Introduction to BigQuery ML

Pol Ferrando
Towards Data Science
11 min readJan 22, 2019

A few months ago Google announced a new Google BigQuery feature called BigQuery ML, which is currently in Beta. It consists of a set of extensions of the SQL language that allows to create machine learning models, evaluate their predictive performance and make predictions for new data directly in BigQuery.

Source: https://twitter.com/sfeir/status/1039135212633042945

One of the advantages of BigQuery ML (BQML) is that one only needs to know standard SQL in order to use it (without needing to use R or Python to train models), which makes machine learning more accessible. It even handles data transformation, training/test sets split, etc. In addition, it reduces the training time of models because it works directly where the data is stored (BigQuery) and, consequently, it is not necessary to export the data to other tools.

But not everything is an advantage. First of all, the implemented models are currently limited (although we will see that it offers some flexibility), which probably will always be the case due to the fact of adapting to SQL. Secondly (and, in my opinion, more important), even though BQML makes model training easier, a person who is not familiar with machine learning can still have difficulties interpreting the model they have created, evaluating its performance and trying to improve it.

In this post, I will explain the main functions of BQML and how to use them to create our model, evaluate it and use it to make predictions. This process will consist of the following steps:

  1. Create a dataset (optional)
  2. Create a model
  3. Model information (optional)
  4. Evaluate the model
  5. Predict

Create a dataset (optional)

As with BigQuery (BQ) tables, the model must be saved in a data set, so first you have to decide in which data set you want to save the model: an existing one or in a new one.

If your case is the latter, creating a new data set is as simple as:

  1. In the BQ interface, select the project in which you want to create the dataset and click on the “create data set” button.

2. Name the new data set and choose a location where the data will be stored and the expiration.
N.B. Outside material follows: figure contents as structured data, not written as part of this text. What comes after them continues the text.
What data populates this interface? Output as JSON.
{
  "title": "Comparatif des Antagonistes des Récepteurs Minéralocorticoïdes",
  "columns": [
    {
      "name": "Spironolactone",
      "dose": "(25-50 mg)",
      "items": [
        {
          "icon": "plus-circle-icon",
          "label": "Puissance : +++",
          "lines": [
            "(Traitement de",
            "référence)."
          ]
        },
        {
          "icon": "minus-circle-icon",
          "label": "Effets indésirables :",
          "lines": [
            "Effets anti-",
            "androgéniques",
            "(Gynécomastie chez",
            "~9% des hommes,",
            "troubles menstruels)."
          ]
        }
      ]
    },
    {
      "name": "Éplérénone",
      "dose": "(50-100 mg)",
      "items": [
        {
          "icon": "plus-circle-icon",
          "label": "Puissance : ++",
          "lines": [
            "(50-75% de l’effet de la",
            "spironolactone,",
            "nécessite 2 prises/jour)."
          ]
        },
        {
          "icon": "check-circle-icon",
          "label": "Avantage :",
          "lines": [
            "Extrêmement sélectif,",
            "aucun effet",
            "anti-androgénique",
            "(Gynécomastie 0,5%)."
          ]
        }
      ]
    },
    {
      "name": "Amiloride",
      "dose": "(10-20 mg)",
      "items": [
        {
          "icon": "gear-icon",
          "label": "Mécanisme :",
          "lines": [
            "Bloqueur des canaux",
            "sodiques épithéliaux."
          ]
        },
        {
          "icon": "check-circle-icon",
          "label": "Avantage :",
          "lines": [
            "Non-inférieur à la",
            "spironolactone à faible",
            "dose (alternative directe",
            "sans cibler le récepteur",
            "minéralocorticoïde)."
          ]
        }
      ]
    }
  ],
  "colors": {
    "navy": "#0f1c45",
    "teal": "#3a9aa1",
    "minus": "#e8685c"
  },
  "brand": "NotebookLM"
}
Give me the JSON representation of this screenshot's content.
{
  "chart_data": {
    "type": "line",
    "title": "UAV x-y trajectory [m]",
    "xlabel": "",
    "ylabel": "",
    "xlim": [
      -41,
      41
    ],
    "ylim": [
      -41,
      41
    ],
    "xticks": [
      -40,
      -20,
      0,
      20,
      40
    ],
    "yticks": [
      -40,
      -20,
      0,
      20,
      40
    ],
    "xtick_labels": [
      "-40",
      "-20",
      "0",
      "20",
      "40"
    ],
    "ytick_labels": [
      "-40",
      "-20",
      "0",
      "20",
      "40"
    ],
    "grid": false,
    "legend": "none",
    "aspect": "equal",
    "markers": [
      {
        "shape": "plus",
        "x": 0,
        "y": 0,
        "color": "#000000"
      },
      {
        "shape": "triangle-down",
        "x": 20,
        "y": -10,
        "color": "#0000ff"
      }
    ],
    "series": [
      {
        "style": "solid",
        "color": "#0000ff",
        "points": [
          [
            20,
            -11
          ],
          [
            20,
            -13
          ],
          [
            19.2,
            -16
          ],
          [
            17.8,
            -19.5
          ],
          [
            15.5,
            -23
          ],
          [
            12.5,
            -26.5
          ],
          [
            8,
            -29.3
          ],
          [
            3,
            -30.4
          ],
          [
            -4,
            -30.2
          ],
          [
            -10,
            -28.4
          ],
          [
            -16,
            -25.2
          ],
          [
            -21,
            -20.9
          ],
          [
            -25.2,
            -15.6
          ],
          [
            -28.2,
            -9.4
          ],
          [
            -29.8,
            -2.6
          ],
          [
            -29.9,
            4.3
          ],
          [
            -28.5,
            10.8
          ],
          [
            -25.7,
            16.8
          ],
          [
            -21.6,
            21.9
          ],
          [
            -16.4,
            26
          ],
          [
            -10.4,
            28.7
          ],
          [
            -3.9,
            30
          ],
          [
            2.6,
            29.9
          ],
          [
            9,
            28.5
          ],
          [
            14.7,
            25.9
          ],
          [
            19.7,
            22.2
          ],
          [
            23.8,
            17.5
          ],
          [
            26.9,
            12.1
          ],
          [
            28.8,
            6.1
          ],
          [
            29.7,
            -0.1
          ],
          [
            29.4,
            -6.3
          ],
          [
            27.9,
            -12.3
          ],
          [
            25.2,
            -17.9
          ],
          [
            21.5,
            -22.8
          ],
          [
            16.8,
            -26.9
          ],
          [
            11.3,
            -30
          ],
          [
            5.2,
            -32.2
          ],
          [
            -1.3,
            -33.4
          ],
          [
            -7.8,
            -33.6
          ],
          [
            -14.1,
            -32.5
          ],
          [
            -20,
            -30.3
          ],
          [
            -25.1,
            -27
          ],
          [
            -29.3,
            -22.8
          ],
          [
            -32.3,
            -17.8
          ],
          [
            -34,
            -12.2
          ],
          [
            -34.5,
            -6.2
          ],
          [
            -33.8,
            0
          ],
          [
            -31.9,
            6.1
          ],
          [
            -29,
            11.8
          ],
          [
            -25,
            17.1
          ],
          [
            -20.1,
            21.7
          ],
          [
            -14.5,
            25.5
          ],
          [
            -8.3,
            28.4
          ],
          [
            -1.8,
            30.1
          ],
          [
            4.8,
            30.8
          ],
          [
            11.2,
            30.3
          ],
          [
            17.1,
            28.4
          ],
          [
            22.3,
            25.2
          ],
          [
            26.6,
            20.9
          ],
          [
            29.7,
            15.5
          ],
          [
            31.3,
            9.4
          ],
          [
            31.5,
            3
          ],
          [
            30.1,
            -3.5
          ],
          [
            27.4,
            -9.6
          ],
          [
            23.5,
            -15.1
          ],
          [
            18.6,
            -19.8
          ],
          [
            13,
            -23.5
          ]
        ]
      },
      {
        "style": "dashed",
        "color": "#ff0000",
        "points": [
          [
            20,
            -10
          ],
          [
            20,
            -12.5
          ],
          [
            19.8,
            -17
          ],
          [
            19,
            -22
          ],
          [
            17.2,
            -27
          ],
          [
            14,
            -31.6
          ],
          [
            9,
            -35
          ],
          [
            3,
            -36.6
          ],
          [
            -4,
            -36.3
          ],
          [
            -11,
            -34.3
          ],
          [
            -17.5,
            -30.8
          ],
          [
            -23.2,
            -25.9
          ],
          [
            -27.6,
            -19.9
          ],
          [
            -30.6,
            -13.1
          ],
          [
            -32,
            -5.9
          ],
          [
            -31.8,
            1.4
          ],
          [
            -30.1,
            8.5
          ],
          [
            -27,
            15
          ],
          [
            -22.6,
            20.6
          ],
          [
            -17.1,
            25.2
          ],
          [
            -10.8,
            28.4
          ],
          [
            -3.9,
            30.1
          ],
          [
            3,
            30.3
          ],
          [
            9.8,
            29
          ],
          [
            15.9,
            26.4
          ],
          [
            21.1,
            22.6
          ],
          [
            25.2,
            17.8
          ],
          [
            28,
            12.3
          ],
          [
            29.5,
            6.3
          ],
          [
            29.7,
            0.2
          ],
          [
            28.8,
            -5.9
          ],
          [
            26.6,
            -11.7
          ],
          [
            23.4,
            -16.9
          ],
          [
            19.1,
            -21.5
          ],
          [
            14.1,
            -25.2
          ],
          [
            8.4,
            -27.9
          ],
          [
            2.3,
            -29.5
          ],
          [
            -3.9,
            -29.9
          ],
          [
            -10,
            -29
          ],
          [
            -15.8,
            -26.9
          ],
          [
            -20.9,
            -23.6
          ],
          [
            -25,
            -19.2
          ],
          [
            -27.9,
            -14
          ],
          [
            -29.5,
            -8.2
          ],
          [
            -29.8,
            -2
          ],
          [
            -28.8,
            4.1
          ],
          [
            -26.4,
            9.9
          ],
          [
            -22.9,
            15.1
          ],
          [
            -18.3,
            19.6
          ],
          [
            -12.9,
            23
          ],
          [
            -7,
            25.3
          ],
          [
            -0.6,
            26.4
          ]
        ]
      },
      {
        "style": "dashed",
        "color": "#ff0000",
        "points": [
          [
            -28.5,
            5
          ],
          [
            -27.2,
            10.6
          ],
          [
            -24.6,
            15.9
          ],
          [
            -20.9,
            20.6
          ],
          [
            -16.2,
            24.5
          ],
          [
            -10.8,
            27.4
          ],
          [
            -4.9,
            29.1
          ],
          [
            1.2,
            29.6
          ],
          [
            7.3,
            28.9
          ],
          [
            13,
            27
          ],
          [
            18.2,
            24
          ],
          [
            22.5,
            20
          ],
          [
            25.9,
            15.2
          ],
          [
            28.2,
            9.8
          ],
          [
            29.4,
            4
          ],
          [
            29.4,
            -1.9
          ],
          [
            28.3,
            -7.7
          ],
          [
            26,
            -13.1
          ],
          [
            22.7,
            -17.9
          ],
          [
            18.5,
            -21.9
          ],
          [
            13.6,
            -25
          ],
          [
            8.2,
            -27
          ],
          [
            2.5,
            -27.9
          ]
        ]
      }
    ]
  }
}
You can find more information about these fields in this link.

Create a model

In supervised machine learning, a training data set whose response variables are known is used to generate a model which captures the underlying patterns of the data so that it can predict the outcome of unseen data.
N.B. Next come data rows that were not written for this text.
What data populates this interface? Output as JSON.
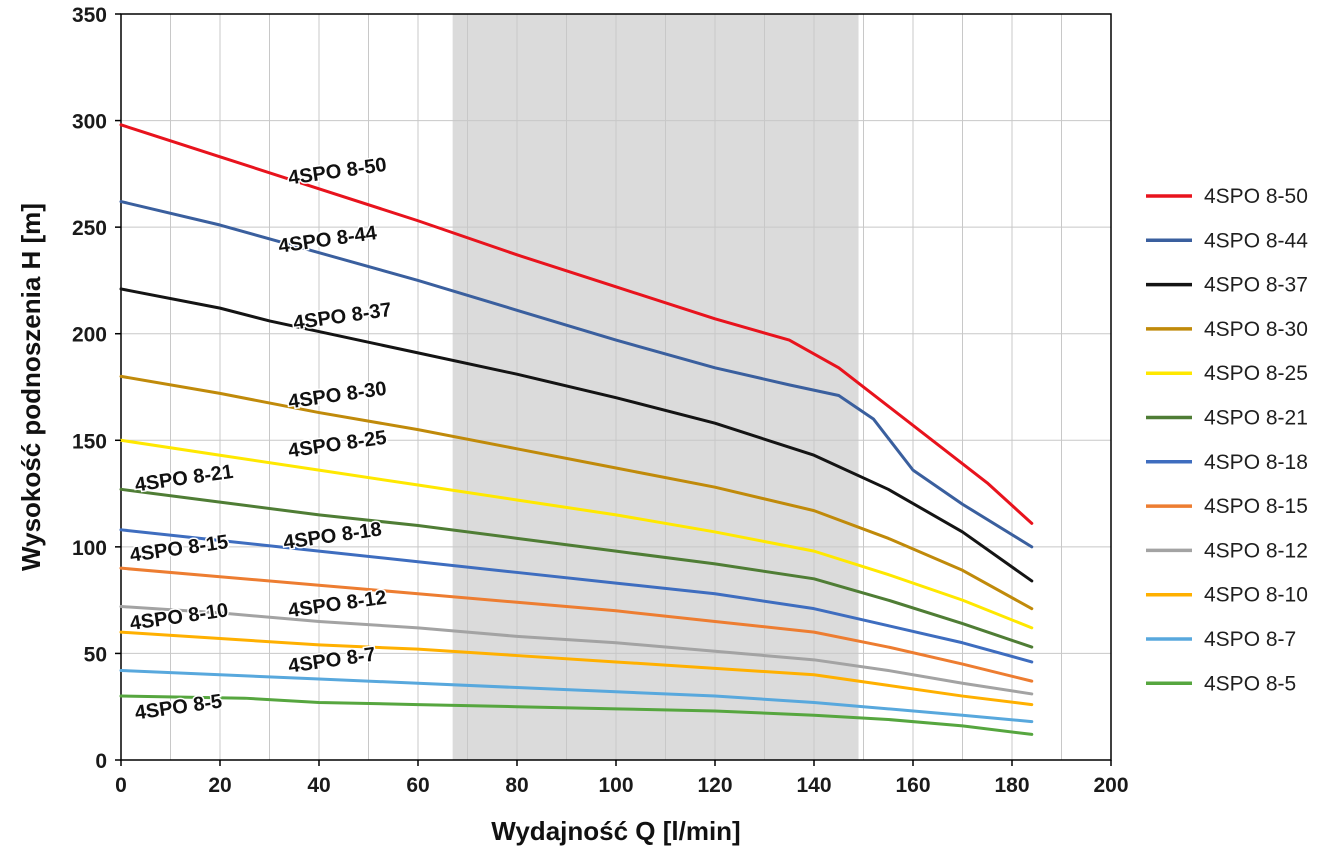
{
  "chart_data": {
    "type": "line",
    "title": "",
    "xlabel": "Wydajność Q [l/min]",
    "ylabel": "Wysokość podnoszenia H [m]",
    "xlim": [
      0,
      200
    ],
    "ylim": [
      0,
      350
    ],
    "x_tick_step": 20,
    "y_tick_step": 50,
    "x_grid_step": 10,
    "y_grid_step": 50,
    "grid": true,
    "grid_color": "#c8c8c8",
    "border_color": "#000000",
    "legend_position": "right",
    "shaded_band": {
      "from": 67,
      "to": 149,
      "color": "#dbdbdb"
    },
    "series": [
      {
        "name": "4SPO 8-50",
        "color": "#e8131d",
        "label": {
          "x": 34,
          "y": 270,
          "rotation": -8
        },
        "points": [
          [
            0,
            298
          ],
          [
            20,
            283
          ],
          [
            40,
            268
          ],
          [
            60,
            253
          ],
          [
            80,
            237
          ],
          [
            100,
            222
          ],
          [
            120,
            207
          ],
          [
            135,
            197
          ],
          [
            145,
            184
          ],
          [
            155,
            166
          ],
          [
            165,
            148
          ],
          [
            175,
            130
          ],
          [
            184,
            111
          ]
        ]
      },
      {
        "name": "4SPO 8-44",
        "color": "#3a5f9e",
        "label": {
          "x": 32,
          "y": 238,
          "rotation": -8
        },
        "points": [
          [
            0,
            262
          ],
          [
            20,
            251
          ],
          [
            40,
            238
          ],
          [
            60,
            225
          ],
          [
            80,
            211
          ],
          [
            100,
            197
          ],
          [
            120,
            184
          ],
          [
            135,
            176
          ],
          [
            145,
            171
          ],
          [
            152,
            160
          ],
          [
            160,
            136
          ],
          [
            170,
            120
          ],
          [
            184,
            100
          ]
        ]
      },
      {
        "name": "4SPO 8-37",
        "color": "#141414",
        "label": {
          "x": 35,
          "y": 202,
          "rotation": -8
        },
        "points": [
          [
            0,
            221
          ],
          [
            20,
            212
          ],
          [
            30,
            206
          ],
          [
            40,
            201
          ],
          [
            60,
            191
          ],
          [
            80,
            181
          ],
          [
            100,
            170
          ],
          [
            120,
            158
          ],
          [
            140,
            143
          ],
          [
            155,
            127
          ],
          [
            170,
            107
          ],
          [
            184,
            84
          ]
        ]
      },
      {
        "name": "4SPO 8-30",
        "color": "#c08a0a",
        "label": {
          "x": 34,
          "y": 165,
          "rotation": -8
        },
        "points": [
          [
            0,
            180
          ],
          [
            20,
            172
          ],
          [
            40,
            163
          ],
          [
            60,
            155
          ],
          [
            80,
            146
          ],
          [
            100,
            137
          ],
          [
            120,
            128
          ],
          [
            140,
            117
          ],
          [
            155,
            104
          ],
          [
            170,
            89
          ],
          [
            184,
            71
          ]
        ]
      },
      {
        "name": "4SPO 8-25",
        "color": "#ffe800",
        "label": {
          "x": 34,
          "y": 142,
          "rotation": -8
        },
        "points": [
          [
            0,
            150
          ],
          [
            20,
            143
          ],
          [
            40,
            136
          ],
          [
            60,
            129
          ],
          [
            80,
            122
          ],
          [
            100,
            115
          ],
          [
            120,
            107
          ],
          [
            140,
            98
          ],
          [
            155,
            87
          ],
          [
            170,
            75
          ],
          [
            184,
            62
          ]
        ]
      },
      {
        "name": "4SPO 8-21",
        "color": "#4f7d35",
        "label": {
          "x": 3,
          "y": 126,
          "rotation": -8
        },
        "points": [
          [
            0,
            127
          ],
          [
            20,
            121
          ],
          [
            40,
            115
          ],
          [
            60,
            110
          ],
          [
            80,
            104
          ],
          [
            100,
            98
          ],
          [
            120,
            92
          ],
          [
            140,
            85
          ],
          [
            155,
            75
          ],
          [
            170,
            64
          ],
          [
            184,
            53
          ]
        ]
      },
      {
        "name": "4SPO 8-18",
        "color": "#3e6dbf",
        "label": {
          "x": 33,
          "y": 99,
          "rotation": -8
        },
        "points": [
          [
            0,
            108
          ],
          [
            20,
            103
          ],
          [
            40,
            98
          ],
          [
            60,
            93
          ],
          [
            80,
            88
          ],
          [
            100,
            83
          ],
          [
            120,
            78
          ],
          [
            140,
            71
          ],
          [
            155,
            63
          ],
          [
            170,
            55
          ],
          [
            184,
            46
          ]
        ]
      },
      {
        "name": "4SPO 8-15",
        "color": "#ed7d31",
        "label": {
          "x": 2,
          "y": 93,
          "rotation": -8
        },
        "points": [
          [
            0,
            90
          ],
          [
            20,
            86
          ],
          [
            40,
            82
          ],
          [
            60,
            78
          ],
          [
            80,
            74
          ],
          [
            100,
            70
          ],
          [
            120,
            65
          ],
          [
            140,
            60
          ],
          [
            155,
            53
          ],
          [
            170,
            45
          ],
          [
            184,
            37
          ]
        ]
      },
      {
        "name": "4SPO 8-12",
        "color": "#a3a3a3",
        "label": {
          "x": 34,
          "y": 67,
          "rotation": -8
        },
        "points": [
          [
            0,
            72
          ],
          [
            20,
            69
          ],
          [
            40,
            65
          ],
          [
            60,
            62
          ],
          [
            80,
            58
          ],
          [
            100,
            55
          ],
          [
            120,
            51
          ],
          [
            140,
            47
          ],
          [
            155,
            42
          ],
          [
            170,
            36
          ],
          [
            184,
            31
          ]
        ]
      },
      {
        "name": "4SPO 8-10",
        "color": "#ffb000",
        "label": {
          "x": 2,
          "y": 61,
          "rotation": -8
        },
        "points": [
          [
            0,
            60
          ],
          [
            20,
            57
          ],
          [
            40,
            54
          ],
          [
            60,
            52
          ],
          [
            80,
            49
          ],
          [
            100,
            46
          ],
          [
            120,
            43
          ],
          [
            140,
            40
          ],
          [
            155,
            35
          ],
          [
            170,
            30
          ],
          [
            184,
            26
          ]
        ]
      },
      {
        "name": "4SPO 8-7",
        "color": "#58a8dd",
        "label": {
          "x": 34,
          "y": 41,
          "rotation": -8
        },
        "points": [
          [
            0,
            42
          ],
          [
            20,
            40
          ],
          [
            40,
            38
          ],
          [
            60,
            36
          ],
          [
            80,
            34
          ],
          [
            100,
            32
          ],
          [
            120,
            30
          ],
          [
            140,
            27
          ],
          [
            155,
            24
          ],
          [
            170,
            21
          ],
          [
            184,
            18
          ]
        ]
      },
      {
        "name": "4SPO 8-5",
        "color": "#56a63f",
        "label": {
          "x": 3,
          "y": 19,
          "rotation": -8
        },
        "points": [
          [
            0,
            30
          ],
          [
            25,
            29
          ],
          [
            40,
            27
          ],
          [
            60,
            26
          ],
          [
            80,
            25
          ],
          [
            100,
            24
          ],
          [
            120,
            23
          ],
          [
            140,
            21
          ],
          [
            155,
            19
          ],
          [
            170,
            16
          ],
          [
            184,
            12
          ]
        ]
      }
    ],
    "legend_entries": [
      "4SPO 8-50",
      "4SPO 8-44",
      "4SPO 8-37",
      "4SPO 8-30",
      "4SPO 8-25",
      "4SPO 8-21",
      "4SPO 8-18",
      "4SPO 8-15",
      "4SPO 8-12",
      "4SPO 8-10",
      "4SPO 8-7",
      "4SPO 8-5"
    ]
  }
}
BQML allows you to do this process directly within BigQuery. Currently, it supports three types of models:

  1. Linear regression. It is used to predict the result of a continuous numeric variable, such as income.
  2. Binary logistic regression. It is used to predict the result of a categorical variable with two possible classes, such as when you want to determine whether a user will buy or not.
  3. Multinomial logistic regression (or multiclass). It is used to predict the result of a categorical variable with more than two classes.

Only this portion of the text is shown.